Rohit Ramesh: We see two areas that still need to be improved before we see widespread adoption. The first one is control. What I mean by control, including images and videos, is that today it’s more of a slot machine based system. You put in a prompt, you get four images. You say, ‘I like this, but I don’t like this aspect.’ It uses that as a starting point and nudges you in the direction of the right image or video, but you’re not able to control it precisely. You can say, ‘Create a photo of XYZ walking on a jogging track,’ then say, ‘I like this photo, but change the color of his pants to denim,’ and go step by step to get to your end image. Rather than leaving it to luck or chance, generating images and looking at four, then generating four more, control needs to be built into the model or overall system. This way, creators or consumers of these models aren’t playing a guessing game of maybe getting a good output or keeping trying until they do. That’s a big blocker, and that’s what Segmind is working on. I talk about our tool called Pixel Flow, where we’ve built a simple, no-code interface where you can create something and edit it in a direction that gives you the final output you need, instead of relying on luck.
The second important blocker today is computation, both in terms of the computational requirement and the time it takes to create, say, a video – at least four to five minutes. Creatives want it much faster. When we came into this space, we came in with a library called Volta ML, which took image generation on stable diffusion models from 10 seconds to almost a second. We went down to almost 20 frames per second on leading GPUs. That changed the game – you could literally type and get outputs in real time. The possibilities that opened up for creators thrilled them. The same thing is lacking today in videos, and even in most image models, none of them are real time. Most take five to 10 seconds. If you use Dall-E today, you’ll see that on average, it takes 10 to 20 seconds to generate an image, and that still holds back the usage of this model at scale. These are the two important factors I feel will improve over the next few years.
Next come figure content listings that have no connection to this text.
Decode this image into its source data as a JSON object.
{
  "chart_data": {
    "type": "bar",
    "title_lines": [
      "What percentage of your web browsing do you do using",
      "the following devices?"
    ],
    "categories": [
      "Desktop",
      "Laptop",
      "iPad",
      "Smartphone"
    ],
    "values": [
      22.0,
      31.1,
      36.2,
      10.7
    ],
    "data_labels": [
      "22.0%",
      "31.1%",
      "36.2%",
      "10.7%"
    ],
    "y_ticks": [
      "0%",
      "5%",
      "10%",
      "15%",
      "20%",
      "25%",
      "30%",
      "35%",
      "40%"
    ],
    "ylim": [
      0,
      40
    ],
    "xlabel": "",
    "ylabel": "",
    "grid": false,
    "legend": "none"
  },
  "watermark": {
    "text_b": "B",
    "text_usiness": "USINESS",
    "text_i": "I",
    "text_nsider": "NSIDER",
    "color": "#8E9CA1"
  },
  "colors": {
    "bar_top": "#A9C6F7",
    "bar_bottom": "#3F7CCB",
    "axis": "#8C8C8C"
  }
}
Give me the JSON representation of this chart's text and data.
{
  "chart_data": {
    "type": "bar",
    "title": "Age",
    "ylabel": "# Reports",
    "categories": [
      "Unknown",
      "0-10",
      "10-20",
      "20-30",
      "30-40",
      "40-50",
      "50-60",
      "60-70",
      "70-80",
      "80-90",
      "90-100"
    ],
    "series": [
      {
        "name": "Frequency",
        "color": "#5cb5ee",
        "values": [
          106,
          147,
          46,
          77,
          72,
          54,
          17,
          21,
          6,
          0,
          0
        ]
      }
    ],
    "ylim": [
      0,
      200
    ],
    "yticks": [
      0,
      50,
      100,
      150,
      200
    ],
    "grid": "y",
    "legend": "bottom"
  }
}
AIM Media House: What advancements are needed for Generative AI applications to integrate with technologies like AR/VR in the future? Considering the current limitations with AR/VR device costs, if these become more affordable, how might these technologies merge? What other factors and trends are crucial for further evolution in this space?
“I see a world where, 10 years from now, you could be having games where your environment is completely generated according to your scenarios, while my environment is generated based on my scenarios”
Rohit Ramesh: Eventually, I’m sure generative AI will make its way into AR/VR, but I think they’re two different new-gen technologies trying to evolve on their own. They will meet somewhere. A lot of use cases are already being powered by Gen AI models on AR/VR use cases. But since both are new technologies, they need to evolve independently before one uses the other. Having said that, I’ve seen many use cases where people are generating real-time environments, characters, virtual characters, user interfaces, using generative AI models. Today, it’s usually a setup where these models are created beforehand on a powerful machine, and then the real-time environment generator creates the environment, which is eventually used in an AR/VR setup. Once these models are nimbler and smaller, and the processing power on these headset devices improves, you’ll see these models directly deployed on the devices, creating these environments in real-time. I see a world where, 10 years from now, you could be having games where your environment is completely generated according to your scenarios, while my environment is generated based on my scenarios. I can generate my own characters and so forth. But I think there’s still some more time before we see that.